Put together a field of any combination of past winners and popular high-flyers, including but not limited to LeBron James, Kobe Bryant, Blake Griffin, Dwight Howard, Nate Robinson, Jason Richardson, Dwyane Wade, Carmelo Anthony, Amar’e Stoudemire, Josh Smith, etc., and you have yourself something pretty promising.

But it’s not going to happen. Most of the star players today are too scared to put their names and reputations on the line. They’re not confident in their ability to come up with enthralling dunks. And in LeBron’s case, he can’t hide behind Dwyane Wade. Anybody who participates runs the risk of losing, facing embarrassment and bruising their ego. And God forbid that happen in the NBA.

Don’t believe me? Then explain to me why the other events on All-Star Saturday Night have no problem being filled with stars.

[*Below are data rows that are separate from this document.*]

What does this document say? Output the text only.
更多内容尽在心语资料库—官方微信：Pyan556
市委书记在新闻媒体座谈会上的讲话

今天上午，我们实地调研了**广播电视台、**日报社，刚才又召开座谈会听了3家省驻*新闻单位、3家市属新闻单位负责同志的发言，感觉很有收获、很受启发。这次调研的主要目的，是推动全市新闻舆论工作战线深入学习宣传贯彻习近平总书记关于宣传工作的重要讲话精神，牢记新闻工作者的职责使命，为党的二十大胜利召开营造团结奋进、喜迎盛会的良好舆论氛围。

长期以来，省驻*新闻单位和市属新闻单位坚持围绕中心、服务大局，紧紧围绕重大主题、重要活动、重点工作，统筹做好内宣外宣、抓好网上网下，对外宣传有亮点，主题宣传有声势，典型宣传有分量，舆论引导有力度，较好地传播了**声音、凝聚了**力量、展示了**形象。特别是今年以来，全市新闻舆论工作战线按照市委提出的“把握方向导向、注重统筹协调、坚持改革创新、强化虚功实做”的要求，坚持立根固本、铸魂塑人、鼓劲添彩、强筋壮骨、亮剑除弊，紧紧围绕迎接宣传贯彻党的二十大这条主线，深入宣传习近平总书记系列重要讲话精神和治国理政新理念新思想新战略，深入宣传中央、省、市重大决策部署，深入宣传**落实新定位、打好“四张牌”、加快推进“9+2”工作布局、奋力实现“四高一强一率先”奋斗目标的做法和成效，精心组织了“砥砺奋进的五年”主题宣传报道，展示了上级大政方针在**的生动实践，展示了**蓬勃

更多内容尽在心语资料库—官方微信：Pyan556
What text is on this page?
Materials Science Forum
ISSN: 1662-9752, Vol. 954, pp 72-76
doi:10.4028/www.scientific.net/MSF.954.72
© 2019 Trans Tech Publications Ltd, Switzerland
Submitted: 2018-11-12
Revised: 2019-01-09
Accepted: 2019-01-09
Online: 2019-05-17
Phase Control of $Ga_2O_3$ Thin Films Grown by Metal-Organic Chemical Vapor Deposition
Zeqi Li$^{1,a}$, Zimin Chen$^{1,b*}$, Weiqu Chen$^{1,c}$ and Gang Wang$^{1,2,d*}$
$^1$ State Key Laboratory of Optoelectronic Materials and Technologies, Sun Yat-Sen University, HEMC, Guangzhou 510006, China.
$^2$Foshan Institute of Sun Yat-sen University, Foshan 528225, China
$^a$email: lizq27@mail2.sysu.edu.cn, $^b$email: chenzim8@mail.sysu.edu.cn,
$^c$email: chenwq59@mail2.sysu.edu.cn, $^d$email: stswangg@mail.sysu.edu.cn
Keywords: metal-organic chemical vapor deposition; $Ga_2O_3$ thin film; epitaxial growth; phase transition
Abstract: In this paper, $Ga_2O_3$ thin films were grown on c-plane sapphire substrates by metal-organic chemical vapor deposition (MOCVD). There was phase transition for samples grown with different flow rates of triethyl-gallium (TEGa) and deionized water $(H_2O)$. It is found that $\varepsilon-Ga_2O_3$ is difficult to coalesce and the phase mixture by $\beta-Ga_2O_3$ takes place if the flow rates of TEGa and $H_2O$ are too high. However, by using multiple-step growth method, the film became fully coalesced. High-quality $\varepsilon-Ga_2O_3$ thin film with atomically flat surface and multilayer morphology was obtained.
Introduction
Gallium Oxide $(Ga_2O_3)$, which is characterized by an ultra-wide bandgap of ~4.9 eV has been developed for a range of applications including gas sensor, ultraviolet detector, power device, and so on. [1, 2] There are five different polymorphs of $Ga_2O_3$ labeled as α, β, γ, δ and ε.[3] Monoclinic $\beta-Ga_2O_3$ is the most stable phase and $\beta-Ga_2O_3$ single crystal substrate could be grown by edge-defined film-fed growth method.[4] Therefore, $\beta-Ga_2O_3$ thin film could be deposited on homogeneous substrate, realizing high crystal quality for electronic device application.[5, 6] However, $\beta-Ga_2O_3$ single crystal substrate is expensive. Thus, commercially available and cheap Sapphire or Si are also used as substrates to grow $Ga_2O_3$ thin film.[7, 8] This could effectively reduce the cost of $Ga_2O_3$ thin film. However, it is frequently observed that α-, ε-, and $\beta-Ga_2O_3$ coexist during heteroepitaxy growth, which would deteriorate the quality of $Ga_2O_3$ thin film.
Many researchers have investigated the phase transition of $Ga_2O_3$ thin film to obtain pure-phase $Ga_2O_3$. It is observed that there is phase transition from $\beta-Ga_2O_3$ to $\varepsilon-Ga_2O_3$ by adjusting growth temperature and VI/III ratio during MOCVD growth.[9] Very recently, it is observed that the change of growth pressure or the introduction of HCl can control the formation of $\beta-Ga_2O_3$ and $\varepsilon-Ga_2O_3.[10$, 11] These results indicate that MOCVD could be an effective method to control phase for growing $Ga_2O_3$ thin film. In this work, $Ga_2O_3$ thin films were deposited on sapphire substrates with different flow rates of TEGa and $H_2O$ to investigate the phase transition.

Just this last weekend: Kevin Durant and Kevin Love participated in the Three-Point Shootout; Tony Parker, Russell Westbrook and Deron Williams, just to name a few for brevity’s sake, competed in the ever so aptly sponsored Taco Bell Skills Challenge.

Those events require skills the competitors already have. But the dunk contest requires something other than great leaping ability, and it’s a skill that’s not required to play basketball: creativity.

You lose in the three-point shootout, then it might not have been your night shooting. You lose in the skills challenge, you probably couldn’t complete that tricky bounce pass. These are forgivable failures. But in the dunk contest, if you aren’t clever enough, you run the risk of people thinking “That dunk was stupid.” And if you’re a massively popular player and have an equally massive self-importance, as do LeBron or Carmelo or whoever else, that would eat at your worse than actually losing.

That’s why I think we’ll never see a dunk contest packed with stars.

For all I care, the league can scrap the event and replace it with a game of SlamBall. At least those guys are fearless.